I'm a big believer in improvisation in the kitchen (with the possible exception of baking, I've still yet to get the hang of that), and I do it often. During the colder winter months, we will often have what I refer to as Cream of Refrigerator soup. I know that doesn't sound appealing, but it's basically my way of using up the leftover bit of veg and such kicking around the fridge before it goes feral.
This one was the result of miscalculating the amount of cooked beans I would get from the dried amount I had. I needed some beans for last week's minestrone, so threw the remainder of a bag in the oven and ended up with just shy of a metric ton of cooked beans. I didn't want to throw them out, and we couldn't possibly eat our way through them quickly enough.... what to do?
I decided to put them through the food processor, as they were slightly overcooked anyway, let them cool then bundle them into the freezer until I decided what to do with them.
This week I pulled half of the batch out and let it thaw in my stock pot.
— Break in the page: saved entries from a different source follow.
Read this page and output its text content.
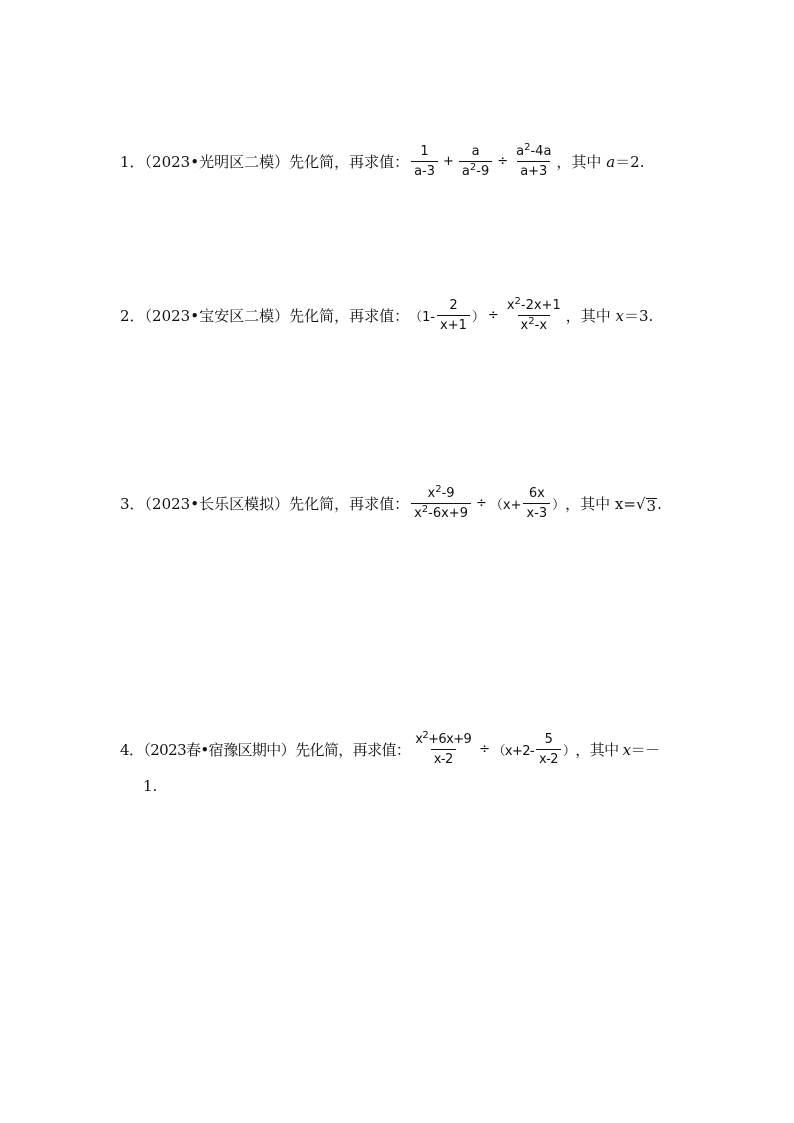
1．（2023•光明区二模）先化简，再求值： $\frac{1}{a-3} + \frac{a}{a^2-9} \div \frac{a^2-4a}{a+3}$ ，其中 a＝2.
2．（2023•宝安区二模）先化简，再求值： （$1- \frac{2}{x+1}$ ） ÷ $\frac{x^2-2x+1}{x^2-x}$ ，其中 x＝3.
3．（2023•长乐区模拟）先化简，再求值： $\frac{x^2-9}{x^2-6x+9} \div (x+ \frac{6x}{x-3}$ ） ，其中 x= √ 3 .
4．（2023春•宿豫区期中）先化简，再求值： $\frac{x^2+6x+9}{x-2} \div (x+2- \frac{5}{x-2}$ ） ，其中 x＝－
1.
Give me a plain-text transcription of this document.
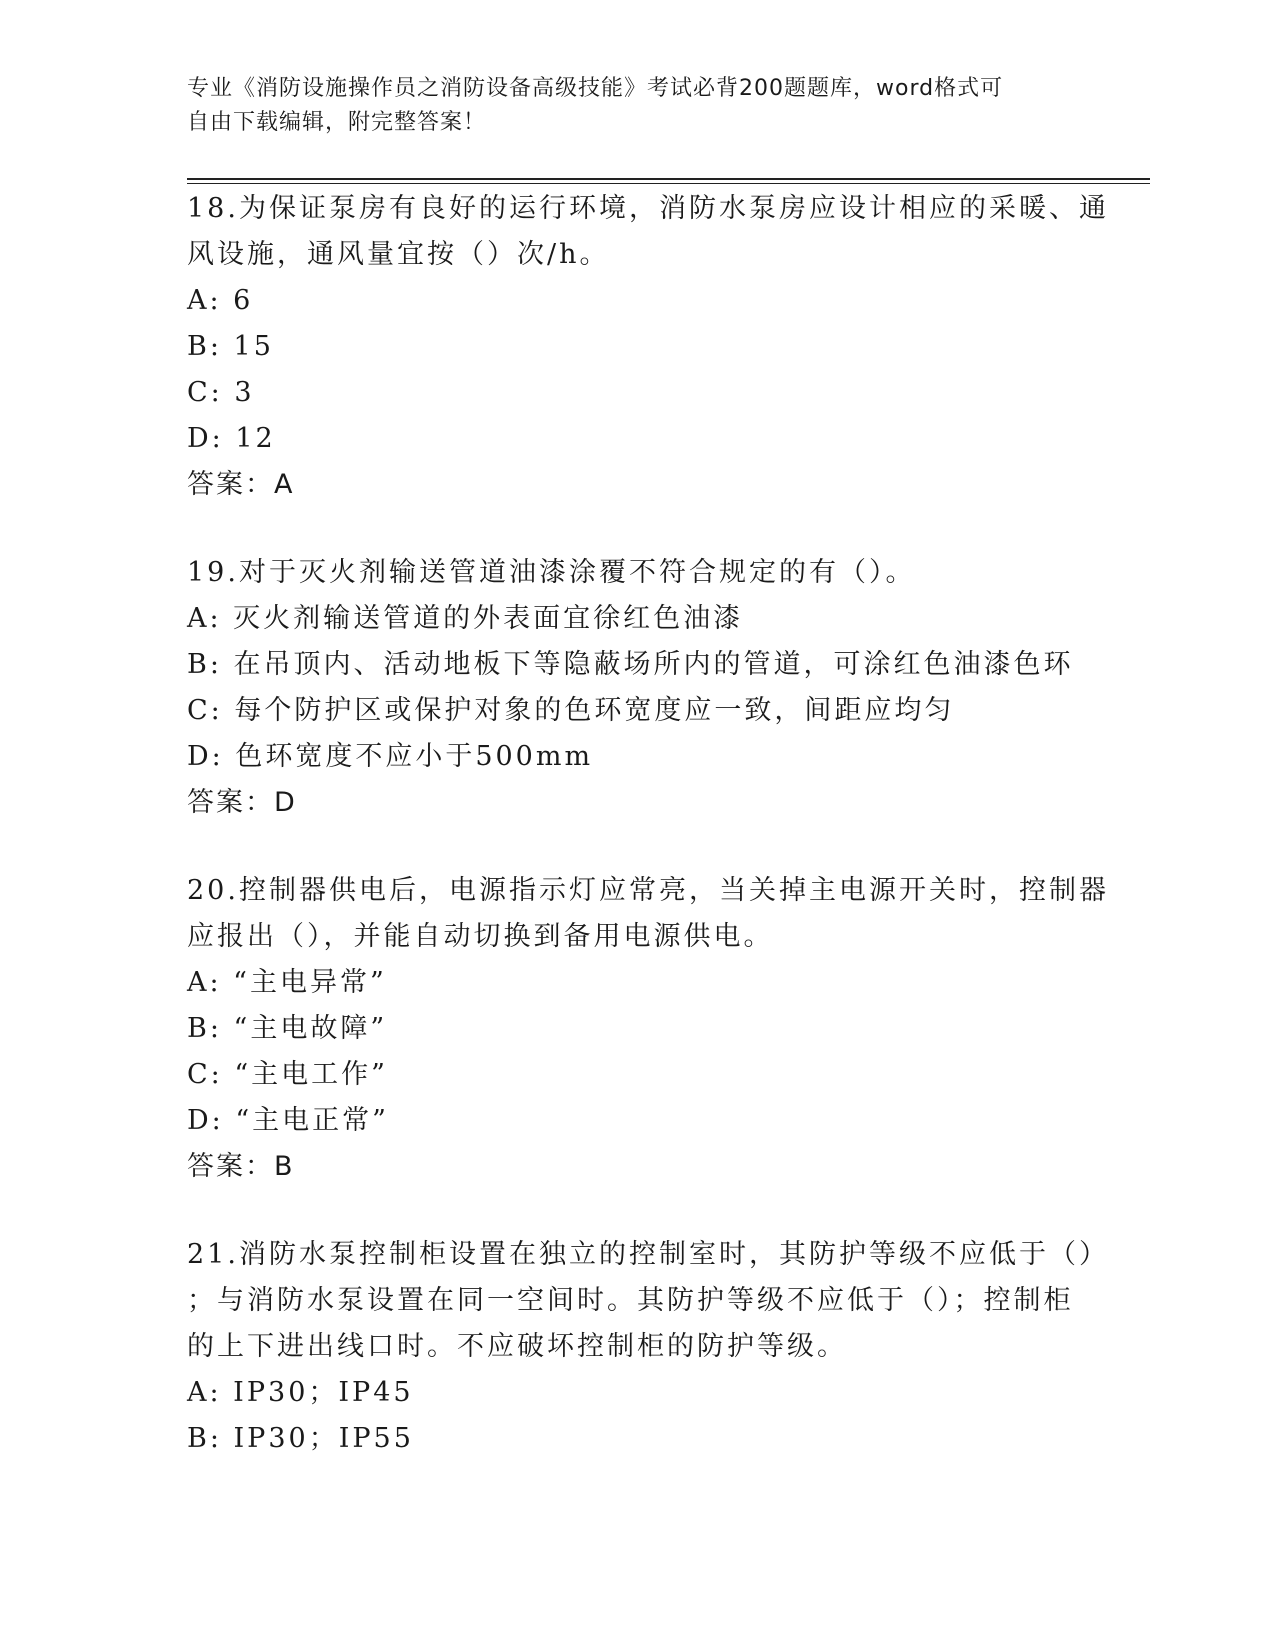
专业《消防设施操作员之消防设备高级技能》考试必背200题题库，word格式可
自由下载编辑，附完整答案！
18.为保证泵房有良好的运行环境，消防水泵房应设计相应的采暖、通
风设施，通风量宜按（）次/h。
A: 6
B: 15
C: 3
D: 12
答案：A
19.对于灭火剂输送管道油漆涂覆不符合规定的有（）。
A: 灭火剂输送管道的外表面宜徐红色油漆
B: 在吊顶内、活动地板下等隐蔽场所内的管道，可涂红色油漆色环
C: 每个防护区或保护对象的色环宽度应一致，间距应均匀
D: 色环宽度不应小于500mm
答案：D
20.控制器供电后，电源指示灯应常亮，当关掉主电源开关时，控制器
应报出（），并能自动切换到备用电源供电。
A: “主电异常”
B: “主电故障”
C: “主电工作”
D: “主电正常”
答案：B
21.消防水泵控制柜设置在独立的控制室时，其防护等级不应低于（）
；与消防水泵设置在同一空间时。其防护等级不应低于（）；控制柜
的上下进出线口时。不应破坏控制柜的防护等级。
A: IP30；IP45
B: IP30；IP55
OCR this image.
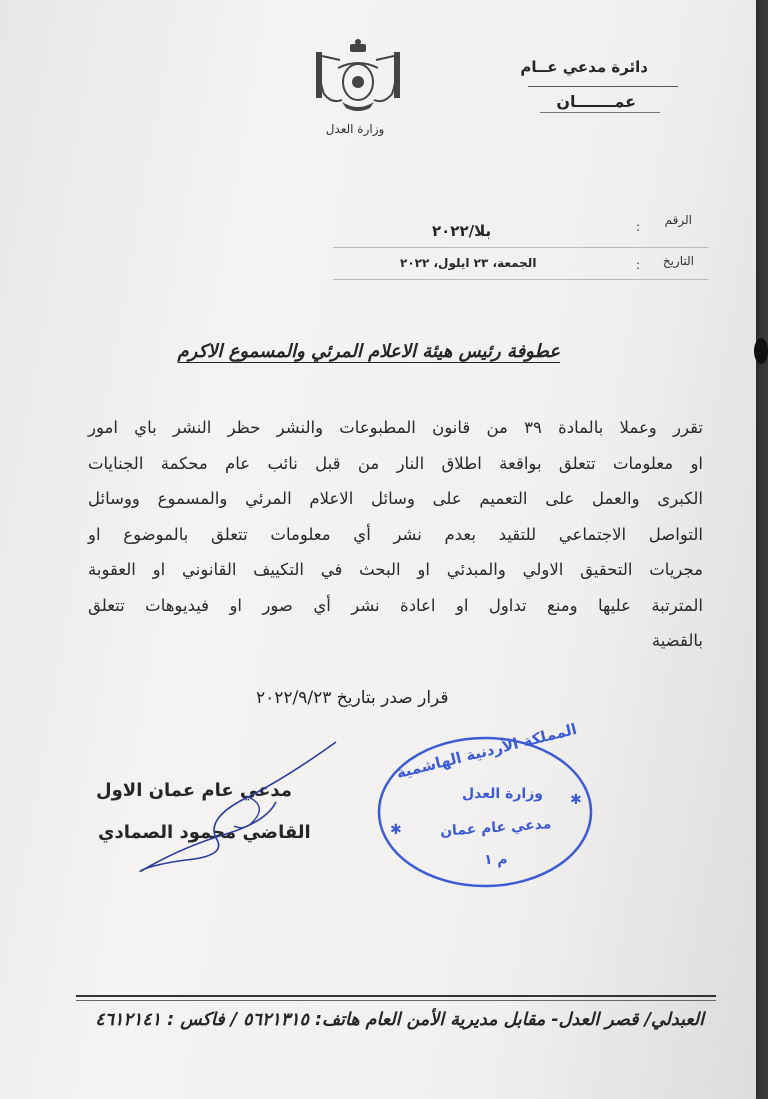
وزارة العدل
دائرة مدعي عــام
عمـــــــان
الرقم
:
بلا/٢٠٢٢
التاريخ
:
الجمعة، ٢٣ ايلول، ٢٠٢٢
عطوفة رئيس هيئة الاعلام المرئي والمسموع الاكرم
تقرر وعملا بالمادة ٣٩ من قانون المطبوعات والنشر حظر النشر باي امور
او معلومات تتعلق بواقعة اطلاق النار من قبل نائب عام محكمة الجنايات
الكبرى والعمل على التعميم على وسائل الاعلام المرئي والمسموع ووسائل
التواصل الاجتماعي للتقيد بعدم نشر أي معلومات تتعلق بالموضوع او
مجريات التحقيق الاولي والمبدئي او البحث في التكييف القانوني او العقوبة
المترتبة عليها ومنع تداول او اعادة نشر أي صور او فيديوهات تتعلق
بالقضية
قرار صدر بتاريخ ٢٠٢٢/٩/٢٣
مدعي عام عمان الاول
القاضي محمود الصمادي	✱
✱
المملكة الأردنية الهاشمية
وزارة العدل
مدعي عام عمان
م ١
العبدلي/ قصر العدل- مقابل مديرية الأمن العام هاتف: ٥٦٢١٣١٥ / فاكس : ٤٦١٢١٤١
I also grabbed the last bit of frozen spinach and some leftover sausages I'd cooked for a quiche I made. Everything was already cooked, so all it had to do was warm through, really. I mixed the bean puree with a bit of vegetable stock until it was a thick soup consistency, threw in the spinach and sausage and let it simmer on low for a while. I've never made a bean soup like this before, so I just hoped it would turn out edible.
The resulting soup is probably one of the best ones I've made so far this winter. The beans (white 'navy' beans) were creamy and velvety and gave the illusion of being a cream soup without the use of any dairy (I was thrilled to have stumbled on another weapon in my lactose-free arsenal for B!)). I don't usually like overcooked spinach, especially in soups, but in this soup the chopped spinach gave a nicely subtle flavor and a bit of color, while the sausage added both a lovely bit of fat and flavor as well as some texture. No other ingredients... no salt necessary (the sausage had enough), maybe a sprinkle of pepper, and that's it.
While kitchen improvisation certainly opens you up to inedible and unfortunate dishes, and I've had my share of those, it also offers the chance at stumbling on something you wouldn't have found otherwise. I think this one will be making it into my permanent rotation of recipes!